FirstEnergy grid problems have been at the center of the investigation into what might have triggered the blackout. Investigations have said they are fairly certain the first significant power system problems surfaced with the transmission lines in FirstEnergy’s service area in northern Ohio.

However, the Akron, Ohio-based company has insisted that there was significant power voltage fluctuations throughout the Midwest transmission system on the afternoon of Aug. 14.

In a letter to House investigators, H. Peter Burg, FirstEnergy’s chairman and chief executive officer, dismissed the notion that a single event, originating in his company’s power lines, triggered the blackout that investigators say cascaded from Ohio into Michigan and Canada and down New York state, leaving millions of people in the dark.

“The events of the day … involved thousands of separate and discrete incidents across a widespread multisystem region,” Burg wrote.

House committee spokesman Ken Johnson said that while the transcripts showed confusion among FirstEnergy’s grid operators, “the confusion … was not isolated to FirstEnergy. Clearly other companies were also experiencing” problems understanding what was occurring in the power system that afternoon.

Earlier, Energy Secretary Spencer Abraham told the House panel that it was too early to make conclusions about what precisely caused the blackout.

“We won’t jump to conclusions. Our investigation will be thorough and objective,” he said. Abraham said he and his Canadian counterpart, Herb Dhaliwal, had agreed “to a narrowly focused investigation to determine precisely what happened … (and) why the blackout was not contained.”

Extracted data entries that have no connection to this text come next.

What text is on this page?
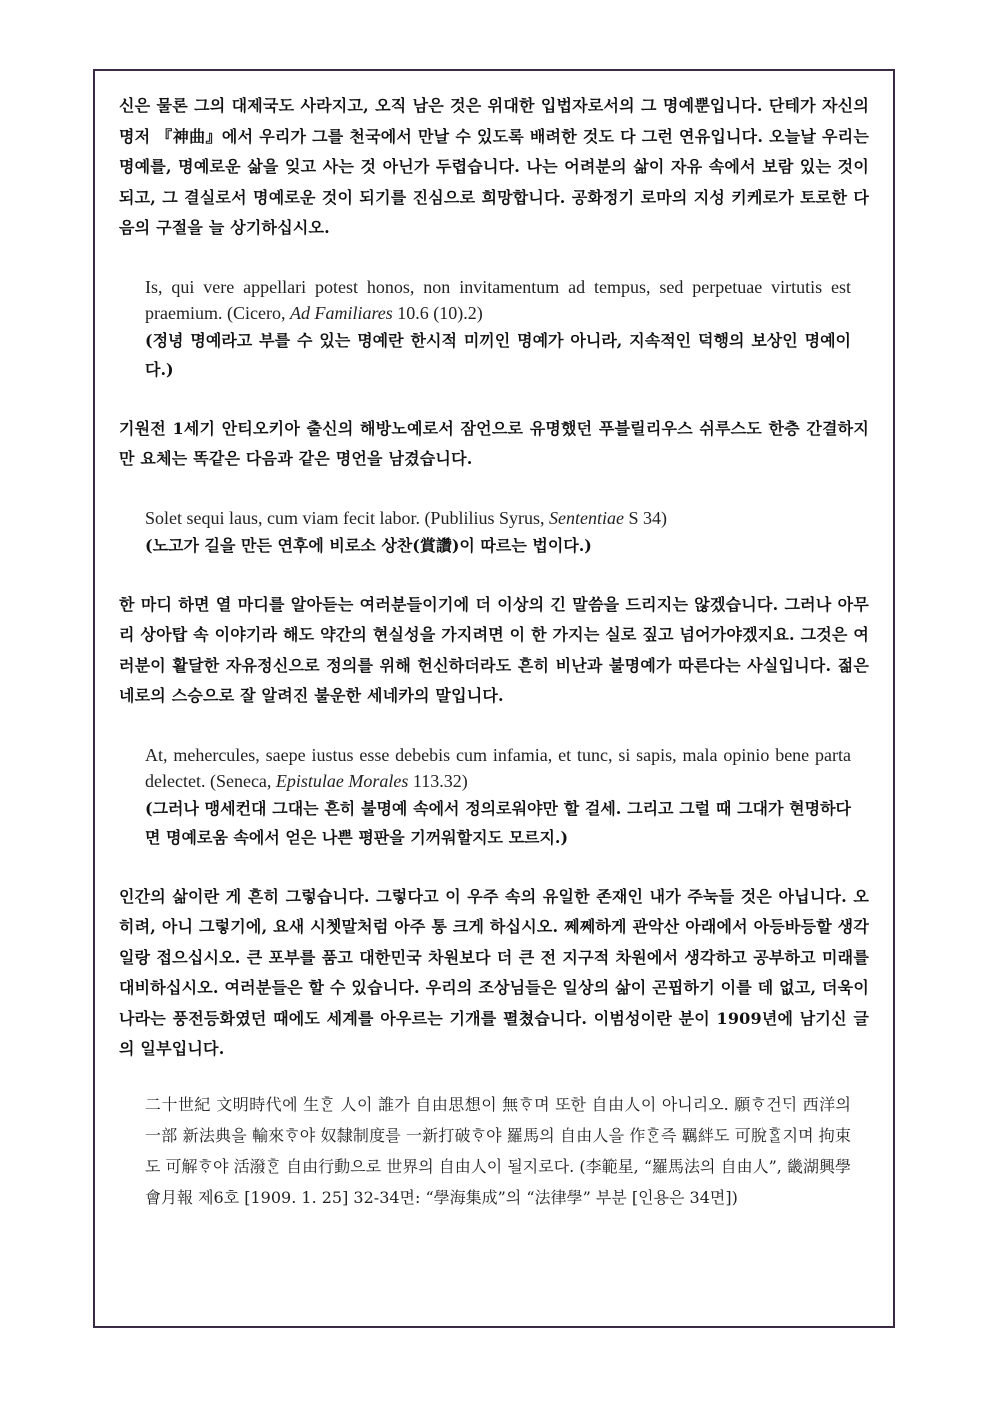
신은 물론 그의 대제국도 사라지고, 오직 남은 것은 위대한 입법자로서의 그 명예뿐입니다. 단테가 자신의 명저 『神曲』에서 우리가 그를 천국에서 만날 수 있도록 배려한 것도 다 그런 연유입니다. 오늘날 우리는 명예를, 명예로운 삶을 잊고 사는 것 아닌가 두렵습니다. 나는 어려분의 삶이 자유 속에서 보람 있는 것이 되고, 그 결실로서 명예로운 것이 되기를 진심으로 희망합니다. 공화정기 로마의 지성 키케로가 토로한 다음의 구절을 늘 상기하십시오.

Is, qui vere appellari potest honos, non invitamentum ad tempus, sed perpetuae virtutis est praemium. (Cicero, Ad Familiares 10.6 (10).2)

(정녕 명예라고 부를 수 있는 명예란 한시적 미끼인 명예가 아니라, 지속적인 덕행의 보상인 명예이다.)

기원전 1세기 안티오키아 출신의 해방노예로서 잠언으로 유명했던 푸블릴리우스 쉬루스도 한층 간결하지만 요체는 똑같은 다음과 같은 명언을 남겼습니다.

Solet sequi laus, cum viam fecit labor. (Publilius Syrus, Sententiae S 34)

(노고가 길을 만든 연후에 비로소 상찬(賞讚)이 따르는 법이다.)

한 마디 하면 열 마디를 알아듣는 여러분들이기에 더 이상의 긴 말씀을 드리지는 않겠습니다. 그러나 아무리 상아탑 속 이야기라 해도 약간의 현실성을 가지려면 이 한 가지는 실로 짚고 넘어가야겠지요. 그것은 여러분이 활달한 자유정신으로 정의를 위해 헌신하더라도 흔히 비난과 불명예가 따른다는 사실입니다. 젊은 네로의 스승으로 잘 알려진 불운한 세네카의 말입니다.

At, mehercules, saepe iustus esse debebis cum infamia, et tunc, si sapis, mala opinio bene parta delectet. (Seneca, Epistulae Morales 113.32)

(그러나 맹세컨대 그대는 흔히 불명예 속에서 정의로워야만 할 걸세. 그리고 그럴 때 그대가 현명하다면 명예로움 속에서 얻은 나쁜 평판을 기꺼워할지도 모르지.)

인간의 삶이란 게 흔히 그렇습니다. 그렇다고 이 우주 속의 유일한 존재인 내가 주눅들 것은 아닙니다. 오히려, 아니 그렇기에, 요새 시쳇말처럼 아주 통 크게 하십시오. 쩨쩨하게 관악산 아래에서 아등바등할 생각일랑 접으십시오. 큰 포부를 품고 대한민국 차원보다 더 큰 전 지구적 차원에서 생각하고 공부하고 미래를 대비하십시오. 여러분들은 할 수 있습니다. 우리의 조상님들은 일상의 삶이 곤핍하기 이를 데 없고, 더욱이 나라는 풍전등화였던 때에도 세계를 아우르는 기개를 펼쳤습니다. 이범성이란 분이 1909년에 남기신 글의 일부입니다.

二十世紀 文明時代에 生ᄒᆞᆫ 人이 誰가 自由思想이 無ᄒᆞ며 또한 自由人이 아니리오. 願ᄒᆞ건ᄃᆡ 西洋의 一部 新法典을 輸來ᄒᆞ야 奴隸制度를 一新打破ᄒᆞ야 羅馬의 自由人을 作ᄒᆞᆫ즉 羈絆도 可脫ᄒᆞᆯ지며 拘束도 可解ᄒᆞ야 活潑ᄒᆞᆫ 自由行動으로 世界의 自由人이 될지로다. (李範星, “羅馬法의 自由人”, 畿湖興學會月報 제6호 [1909. 1. 25] 32-34면: “學海集成”의 “法律學” 부분 [인용은 34면])
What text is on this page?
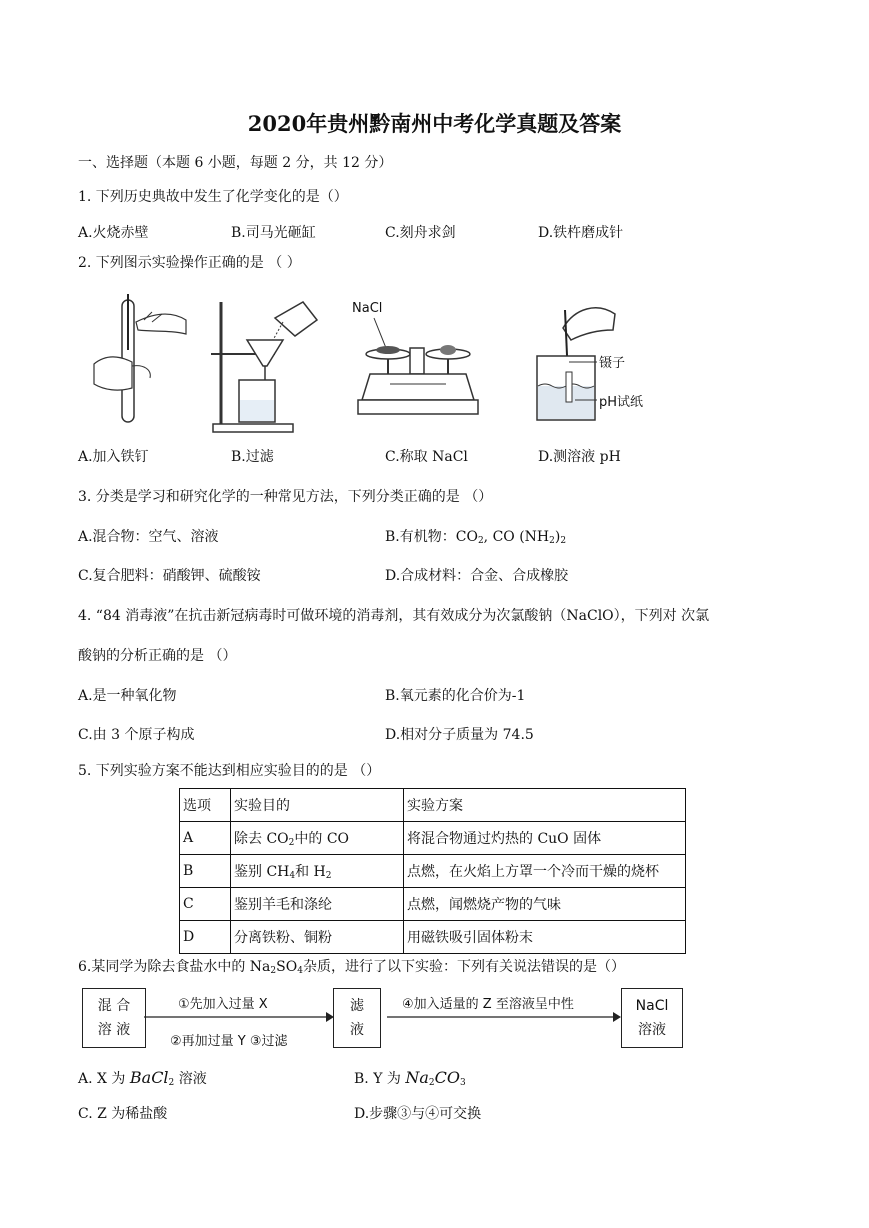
2020年贵州黔南州中考化学真题及答案
一、选择题（本题 6 小题，每题 2 分，共 12 分）
1. 下列历史典故中发生了化学变化的是（）
A.火烧赤壁	B.司马光砸缸	C.刻舟求剑	D.铁杵磨成针
2. 下列图示实验操作正确的是 （ ）
NaCl
镊子
pH试纸
A.加入铁钉	B.过滤	C.称取 NaCl	D.测溶液 pH
3. 分类是学习和研究化学的一种常见方法，下列分类正确的是 （）
A.混合物：空气、溶液	B.有机物：$CO_2$, CO $(NH_2)_2$
C.复合肥料：硝酸钾、硫酸铵	D.合成材料：合金、合成橡胶
4. “84 消毒液”在抗击新冠病毒时可做环境的消毒剂，其有效成分为次氯酸钠（NaClO），下列对 次氯
酸钠的分析正确的是 （）
A.是一种氧化物	B.氧元素的化合价为-1
C.由 3 个原子构成	D.相对分子质量为 74.5
5. 下列实验方案不能达到相应实验目的的是 （）
选项	实验目的	实验方案
A	除去 $CO_2$中的 CO	将混合物通过灼热的 CuO 固体
B	鉴别 $CH_4$和 $H_2$	点燃，在火焰上方罩一个冷而干燥的烧杯
C	鉴别羊毛和涤纶	点燃，闻燃烧产物的气味
D	分离铁粉、铜粉	用磁铁吸引固体粉末
6.某同学为除去食盐水中的 $Na_2SO_4$杂质，进行了以下实验：下列有关说法错误的是（）
混 合
溶 液
①先加入过量 X
②再加过量 Y ③过滤
滤
液
④加入适量的 Z 至溶液呈中性	NaCl
溶液
A. X 为 BaCl$_2$ 溶液	B. Y 为 $Na_2CO_3$
C. Z 为稀盐酸	D.步骤③与④可交换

In a second phase of the investigation, Abraham said, the group will make recommendations on “what should be done to prevent the same thing from happening again.”

In the meantime, Abraham said lawmakers should move ahead with measures to improve grid reliability, including mandatory federal reliability rules as part of a broader energy bill. Different versions of the legislation already have passed the House and Senate.

Governors from Ohio and Michigan echoed the need for greater federal oversight and control to ensure grid reliability.

“A system that relies on courtesy calls (to warn of power line problems) is clearly outdated,” Ohio Gov. Bob Taft told the congressional hearing, the first to examine the blackout.

An estimated 50 million people were affected and the costs in lost wages, productivity and other disruptions has been put into the billions of dollars.

Michigan Gov. Jennifer Granholm told the hearing that the economic repercussions as a result of closed factories, businesses and other facilities in her state alone “will reach the $1 billion mark” and “we feel fortunate there was no loss of life.”